Electrical – Efficient size of FIFO buffer for UART

baudratebufferfifomicrocontrolleruart

I am designing a software for a microcontroller that transmits and receive data from various UARTs in a loop every 15ms.
I am using UART interrupts to send and receive data. UART interrupt copy bytes to/from the UART TX/RX registers into the circular(a.k.a. ring) FIFO buffer.
I have read that the RX and TX circular buffer should be larger than data bytes and number is in power of two like 4,8,16,64,256 etc

So my question is what is the efficient size of the circular buffer? How can I calculate it?

I was reading about some queuing models. Can we use them to find the buffer size? What will be its arrival and service rate? Do these rates depend upon the baud rate or periodic system cycle?

Best Answer

There are a number of things for you to think about with regard to using FIFO buffers (i.e. circular queues) when communicating through a channel such as a UART. Thinking about these things should help guide your forward.

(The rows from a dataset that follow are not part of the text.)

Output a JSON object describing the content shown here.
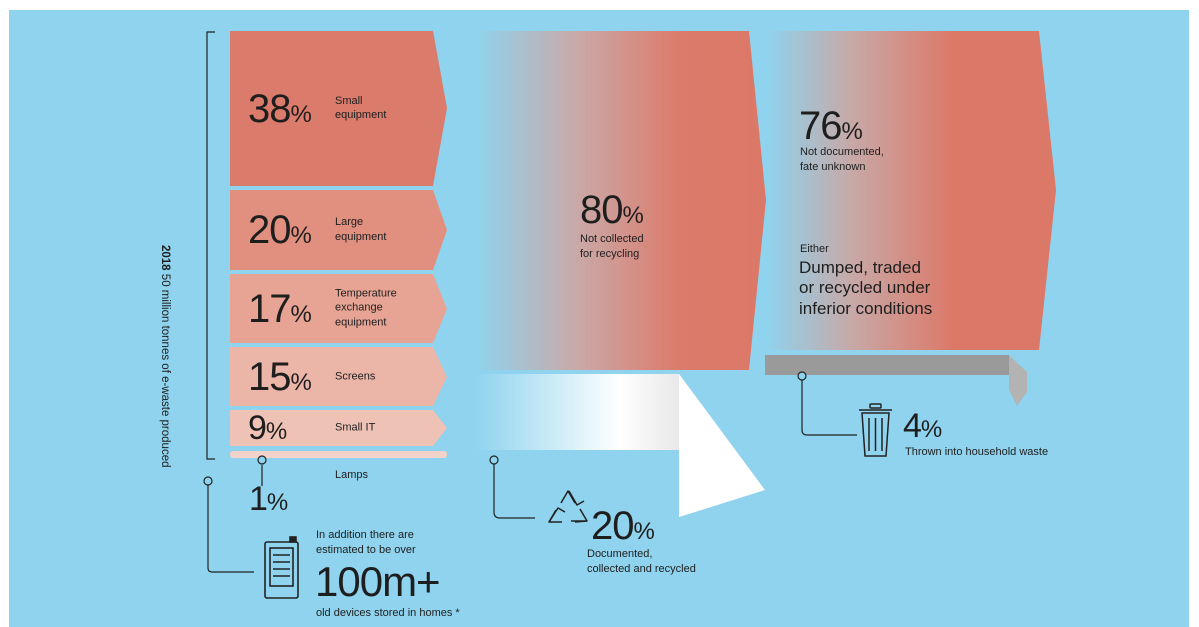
{
  "side_label_year": "2018",
  "side_label_text": "50 million tonnes of e-waste produced",
  "categories": [
    {
      "value": "38",
      "unit": "%",
      "label": "Small\nequipment",
      "color": "#db7b6b"
    },
    {
      "value": "20",
      "unit": "%",
      "label": "Large\nequipment",
      "color": "#e1907f"
    },
    {
      "value": "17",
      "unit": "%",
      "label": "Temperature\nexchange\nequipment",
      "color": "#e7a494"
    },
    {
      "value": "15",
      "unit": "%",
      "label": "Screens",
      "color": "#ebb5a8"
    },
    {
      "value": "9",
      "unit": "%",
      "label": "Small IT",
      "color": "#efc2b6"
    }
  ],
  "lamps": {
    "label": "Lamps",
    "value": "1",
    "unit": "%",
    "color": "#f3d2c9"
  },
  "stored": {
    "intro": "In addition there are\nestimated to be over",
    "value": "100m+",
    "caption": "old devices stored in homes *"
  },
  "not_collected": {
    "value": "80",
    "unit": "%",
    "label": "Not collected\nfor recycling"
  },
  "collected": {
    "value": "20",
    "unit": "%",
    "label": "Documented,\ncollected and recycled"
  },
  "unknown": {
    "value": "76",
    "unit": "%",
    "label": "Not documented,\nfate unknown",
    "either": "Either",
    "fate": "Dumped, traded\nor recycled under\ninferior conditions"
  },
  "household": {
    "value": "4",
    "unit": "%",
    "label": "Thrown into household waste"
  },
  "icons": [
    "phone-icon",
    "recycle-icon",
    "trash-bin-icon"
  ],
  "colors": {
    "background": "#8fd3ee",
    "flow": "#dc7868",
    "grey": "#9a9a9a"
  }
}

  1. Using circular queues does not come for free. The act of queuing data and then later dequeuing it does consume some of your processing bandwidth.
  2. It can often be more efficient, once in the interrupt routine for processing an RX event, to re-check if more data has arrived and to immediately queue it before exiting the interrupt routine. This can come into play particularly when there is also a hardware FIFO enabled in the RX input path.
  3. At high baud rates is can often be more efficient to enable hardware FIFOs in the TX path and to loop in the TX interrupt routine till the FIFO gets full in the case there is more data waiting to be sent.
  4. The choice of making circular queues be an even power of two in size can make sense depending upon how the circular queue software routines are written. With an even power of two size the indexes used to represent the input and output positions in the circular queue can be handled without range checking and instead let the indexes be simply ANDed with a mask after the index has been incremented. Some processor architectures will see little benefit whilst for others this can be a huge advantage.
  5. Your application needs to be able to accept all the RX data coming to it at whatever data rate that is being used. Over the long term if data comes faster than it can be processed no amount of circular queue buffering will help to solve the problem.
  6. The size of the circular queue needs to be large enough to hold all the data stuffed into it by the RX interrupt whilst the processor is off doing some other bursty time consuming events.
  7. Making the buffer larger than necessary is not any problem but will just consume RAM needlessly...especially if it is a tradeoff to use that RAM for another purpose.
  8. In cases of multi channel communications it is best recommended to allocate a set of TX and RX circular queues for each channel rather than trying to use one set of queues with data intermingled with from multiple channels and the added tags to keep track of what data goes where.